Olympic gold medalists bring Stars on Ice to Greensboro Thursday
Olympic names drew Stars on Ice to Greensboro Thursday, with limited meet-and-greet passes and a cast headed by Alysa Liu and Ilia Malinin.

Greensboro landed another national-stage event Thursday when Stars on Ice brought Olympic champions and medalists to First Horizon Coliseum at 7 p.m., giving the city a marquee show at the center of its event economy. With tickets on sale, group discounts for parties of 10 or more and limited meet-and-greet passes, the booking had the kind of pull that sends families, skating fans and visitors through the Greensboro Complex and into the businesses that feed off big nights like this.

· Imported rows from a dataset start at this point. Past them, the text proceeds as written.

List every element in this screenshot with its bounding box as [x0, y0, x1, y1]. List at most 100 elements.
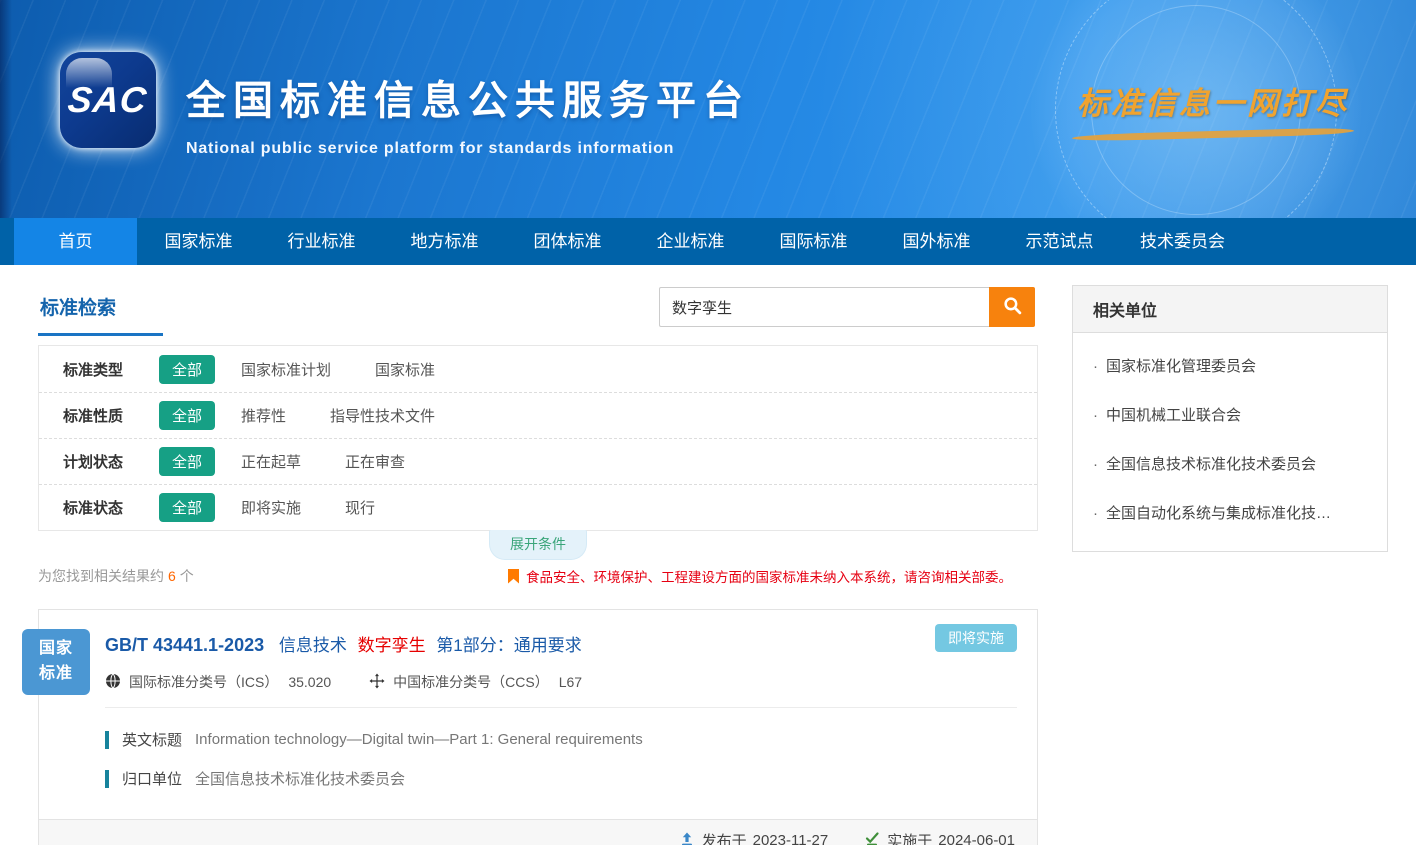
- main-column: 标准检索 标准类型 全部 国家标准计划 国家标准 标准性质 全部 推荐性: [38, 285, 1038, 845]
- filter-all-badge[interactable]: 全部: [159, 355, 215, 384]
- result-card-fields: 英文标题 Information technology—Digital twin…: [39, 708, 1037, 811]
- sidebar-item-machinery-federation[interactable]: ·中国机械工业联合会: [1093, 390, 1367, 439]
- ccs-meta: 中国标准分类号（CCS） L67: [369, 672, 582, 692]
- standard-title: GB/T 43441.1-2023 信息技术 数字孪生 第1部分：通用要求: [105, 631, 1017, 656]
- filter-option[interactable]: 正在审查: [345, 451, 405, 472]
- sidebar-item-sac[interactable]: ·国家标准化管理委员会: [1093, 341, 1367, 390]
- filter-option[interactable]: 国家标准: [375, 359, 435, 380]
- filter-label: 标准性质: [63, 405, 159, 426]
- english-title-row: 英文标题 Information technology—Digital twin…: [105, 729, 1017, 750]
- nav-industry-standards[interactable]: 行业标准: [260, 218, 383, 265]
- nav-technical-committees[interactable]: 技术委员会: [1121, 218, 1244, 265]
- sac-logo-text: SAC: [66, 79, 149, 121]
- nav-home[interactable]: 首页: [14, 218, 137, 265]
- ccs-value: L67: [559, 674, 582, 690]
- ics-value: 35.020: [288, 674, 331, 690]
- results-info-row: 为您找到相关结果约6个 食品安全、环境保护、工程建设方面的国家标准未纳入本系统，…: [38, 566, 1038, 586]
- related-units-title: 相关单位: [1073, 286, 1387, 333]
- results-count-suffix: 个: [180, 568, 194, 584]
- field-label: 归口单位: [122, 768, 182, 789]
- bookmark-icon: [508, 569, 519, 584]
- search-button[interactable]: [989, 287, 1035, 327]
- implemented-label: 实施于: [887, 830, 932, 845]
- filter-all-badge[interactable]: 全部: [159, 493, 215, 522]
- nav-enterprise-standards[interactable]: 企业标准: [629, 218, 752, 265]
- nav-international-standards[interactable]: 国际标准: [752, 218, 875, 265]
- filter-option[interactable]: 现行: [345, 497, 375, 518]
- publish-icon: [679, 831, 702, 845]
- banner-slogan: 标准信息一网打尽: [1058, 78, 1368, 138]
- site-title-en: National public service platform for sta…: [186, 140, 750, 158]
- result-card: 国家 标准 GB/T 43441.1-2023 信息技术 数字孪生 第1部分：通…: [38, 609, 1038, 845]
- sidebar-item-automation-systems[interactable]: · 全国自动化系统与集成标准化技…: [1093, 488, 1367, 537]
- crosshair-icon: [369, 673, 393, 692]
- page-content: 标准检索 标准类型 全部 国家标准计划 国家标准 标准性质 全部 推荐性: [0, 265, 1416, 845]
- nav-foreign-standards[interactable]: 国外标准: [875, 218, 998, 265]
- sidebar-item-it-standardization[interactable]: · 全国信息技术标准化技术委员会: [1093, 439, 1367, 488]
- filter-all-badge[interactable]: 全部: [159, 401, 215, 430]
- globe-icon: [105, 673, 129, 692]
- status-badge: 即将实施: [935, 624, 1017, 652]
- implemented-date-item: 实施于 2024-06-01: [864, 830, 1015, 845]
- committee-row: 归口单位 全国信息技术标准化技术委员会: [105, 768, 1017, 789]
- site-header: SAC 全国标准信息公共服务平台 National public service…: [0, 0, 1416, 218]
- list-bullet: ·: [1093, 505, 1098, 522]
- notice-text: 食品安全、环境保护、工程建设方面的国家标准未纳入本系统，请咨询相关部委。: [526, 566, 1012, 586]
- filter-all-badge[interactable]: 全部: [159, 447, 215, 476]
- search-icon: [1003, 296, 1022, 318]
- list-bullet: ·: [1093, 456, 1098, 473]
- standard-number-link[interactable]: GB/T 43441.1-2023: [105, 635, 264, 655]
- check-icon: [864, 831, 887, 845]
- filter-option[interactable]: 正在起草: [241, 451, 301, 472]
- filter-label: 计划状态: [63, 451, 159, 472]
- expand-conditions-button[interactable]: 展开条件: [489, 530, 587, 560]
- filter-panel: 标准类型 全部 国家标准计划 国家标准 标准性质 全部 推荐性 指导性技术文件 …: [38, 345, 1038, 531]
- site-titles: 全国标准信息公共服务平台 National public service pla…: [186, 68, 750, 158]
- sac-logo[interactable]: SAC: [60, 52, 156, 148]
- filter-row-standard-status: 标准状态 全部 即将实施 现行: [39, 484, 1037, 530]
- nav-pilot[interactable]: 示范试点: [998, 218, 1121, 265]
- results-count-number: 6: [168, 568, 176, 584]
- filter-row-standard-type: 标准类型 全部 国家标准计划 国家标准: [39, 346, 1037, 392]
- filter-row-plan-status: 计划状态 全部 正在起草 正在审查: [39, 438, 1037, 484]
- search-input[interactable]: [659, 287, 989, 327]
- related-units-panel: 相关单位 ·国家标准化管理委员会 ·中国机械工业联合会 · 全国信息技术标准化技术…: [1072, 285, 1388, 552]
- standard-type-badge[interactable]: 国家 标准: [22, 629, 90, 695]
- search-section: 标准检索: [38, 285, 1038, 343]
- nav-national-standards[interactable]: 国家标准: [137, 218, 260, 265]
- standard-title-pre[interactable]: 信息技术: [279, 636, 347, 655]
- ics-meta: 国际标准分类号（ICS） 35.020: [105, 672, 331, 692]
- field-value: 全国信息技术标准化技术委员会: [195, 768, 405, 789]
- field-accent-bar: [105, 770, 109, 788]
- filter-row-standard-nature: 标准性质 全部 推荐性 指导性技术文件: [39, 392, 1037, 438]
- filter-option[interactable]: 国家标准计划: [241, 359, 331, 380]
- nav-local-standards[interactable]: 地方标准: [383, 218, 506, 265]
- sidebar-item-label: 全国信息技术标准化技术委员会: [1106, 456, 1316, 473]
- search-group: [659, 287, 1035, 327]
- published-date: 2023-11-27: [753, 832, 829, 845]
- page-title: 标准检索: [38, 285, 116, 336]
- filter-label: 标准状态: [63, 497, 159, 518]
- published-label: 发布于: [702, 830, 747, 845]
- system-notice: 食品安全、环境保护、工程建设方面的国家标准未纳入本系统，请咨询相关部委。: [508, 566, 1012, 586]
- published-date-item: 发布于 2023-11-27: [679, 830, 829, 845]
- type-badge-line1: 国家: [39, 637, 73, 662]
- ccs-label: 中国标准分类号（CCS）: [393, 672, 549, 692]
- filter-option[interactable]: 即将实施: [241, 497, 301, 518]
- type-badge-line2: 标准: [39, 662, 73, 687]
- list-bullet: ·: [1093, 358, 1098, 375]
- results-count: 为您找到相关结果约6个: [38, 566, 194, 586]
- sidebar-item-label: 全国自动化系统与集成标准化技…: [1106, 505, 1331, 522]
- nav-group-standards[interactable]: 团体标准: [506, 218, 629, 265]
- standard-title-post[interactable]: 第1部分：通用要求: [436, 636, 581, 655]
- list-bullet: ·: [1093, 407, 1098, 424]
- filter-label: 标准类型: [63, 359, 159, 380]
- result-card-footer: 发布于 2023-11-27 实施于 2024-06-01: [39, 819, 1037, 845]
- banner-slogan-text: 标准信息一网打尽: [1058, 78, 1368, 123]
- filter-option[interactable]: 推荐性: [241, 405, 286, 426]
- filter-option[interactable]: 指导性技术文件: [330, 405, 435, 426]
- standard-title-highlight[interactable]: 数字孪生: [358, 636, 426, 655]
- implemented-date: 2024-06-01: [938, 832, 1015, 845]
- results-count-prefix: 为您找到相关结果约: [38, 568, 164, 584]
- result-card-head: GB/T 43441.1-2023 信息技术 数字孪生 第1部分：通用要求 即将…: [39, 610, 1037, 708]
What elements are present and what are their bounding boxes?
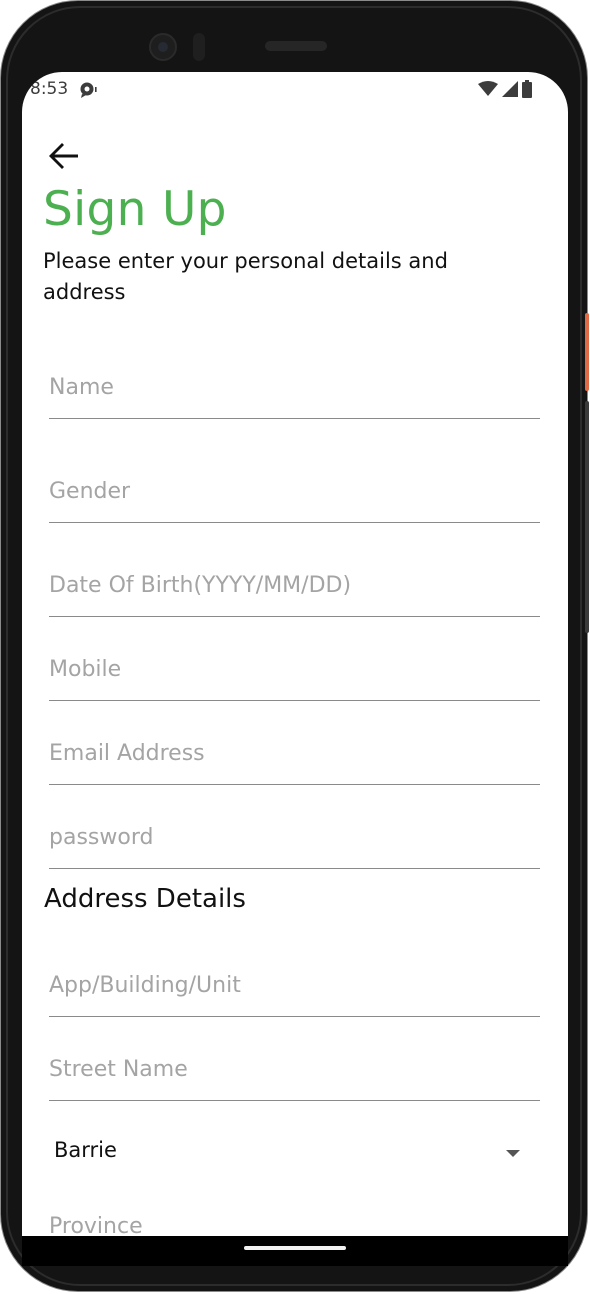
volume-button (585, 401, 589, 633)
mobile-input[interactable] (49, 657, 540, 682)
status-time: 8:53 (30, 79, 69, 99)
mobile-field[interactable] (49, 632, 540, 701)
page-subtitle: Please enter your personal details and a… (43, 249, 448, 304)
arrow-left-icon (49, 143, 78, 169)
earpiece-speaker (265, 41, 327, 51)
battery-icon (522, 80, 532, 98)
city-dropdown[interactable]: Barrie (49, 1122, 540, 1182)
chat-notification-icon (80, 82, 97, 98)
front-camera (149, 33, 177, 61)
power-button (585, 313, 589, 391)
back-button[interactable] (44, 136, 84, 176)
street-name-field[interactable] (49, 1032, 540, 1101)
gender-field[interactable] (49, 454, 540, 523)
province-input[interactable] (49, 1214, 540, 1236)
date-of-birth-field[interactable] (49, 548, 540, 617)
name-input[interactable] (49, 375, 540, 400)
date-of-birth-input[interactable] (49, 573, 540, 598)
password-input[interactable] (49, 825, 540, 850)
page-title: Sign Up (43, 182, 227, 237)
status-icons (478, 80, 532, 98)
address-section-heading: Address Details (44, 884, 246, 914)
email-input[interactable] (49, 741, 540, 766)
wifi-icon (478, 81, 498, 96)
status-bar: 8:53 (22, 72, 568, 108)
email-field[interactable] (49, 716, 540, 785)
city-selected-value: Barrie (54, 1138, 117, 1162)
gender-input[interactable] (49, 479, 540, 504)
navigation-bar (22, 1236, 568, 1266)
proximity-sensor (193, 33, 205, 61)
password-field[interactable] (49, 800, 540, 869)
province-field[interactable] (49, 1202, 540, 1236)
name-field[interactable] (49, 350, 540, 419)
street-name-input[interactable] (49, 1057, 540, 1082)
dropdown-arrow-icon (506, 1150, 520, 1157)
app-screen: 8:53 Sign Up Please enter your personal … (22, 72, 568, 1236)
unit-field[interactable] (49, 948, 540, 1017)
unit-input[interactable] (49, 973, 540, 998)
cellular-signal-icon (502, 81, 518, 97)
home-indicator[interactable] (244, 1246, 346, 1250)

Shannon Smith spoke with Daniel O’Shea and Ellie Kam about the show, which featured a stacked lineup headed by Alysa Liu, Madison Chock and Evan Bates, Ilia Malinin, Amber Glenn, Ellie Kam and Danny O’Shea, Isabeau Levito, Jason Brown, Andrew Torgashev, and Emily Chan and Spencer Howe. For local fans, that meant a chance to see some of the sport’s biggest names in person, not just in Olympic broadcasts.
The Greensboro stop also carried the weight of a long-running touring brand. Stars on Ice said the show was founded in 1986 by Scott Hamilton, has staged more than 1,500 performances and has won three Emmy Awards and one ACE Cable Award. The 2026 U.S. tour, sponsored by Stifel, was scheduled to visit 28 cities from April 16 through May 31, putting Greensboro on a national route that stretched well beyond the Piedmont Triad.

The Olympic backdrop sharpened the appeal. U.S. Figure Skating said Alysa Liu’s gold medal in Milan was the first U.S. women’s Olympic gold since Sarah Hughes won in 2002. Team USA sent 16 figure skaters to the 2026 Olympic Winter Games in Milano Cortina, and several of those names were on the Greensboro bill. That gave Thursday’s show a different kind of draw from a routine ice performance: it was a chance to see athletes whose recent Olympic results made them recognizable far beyond the rink.
For Greensboro, the value was bigger than one night of entertainment. First Horizon Coliseum again showed it could host nationally recognizable events with names local readers know, and Stars on Ice turned that into a direct test of the city’s ability to attract both marquee talent and the crowds that follow it.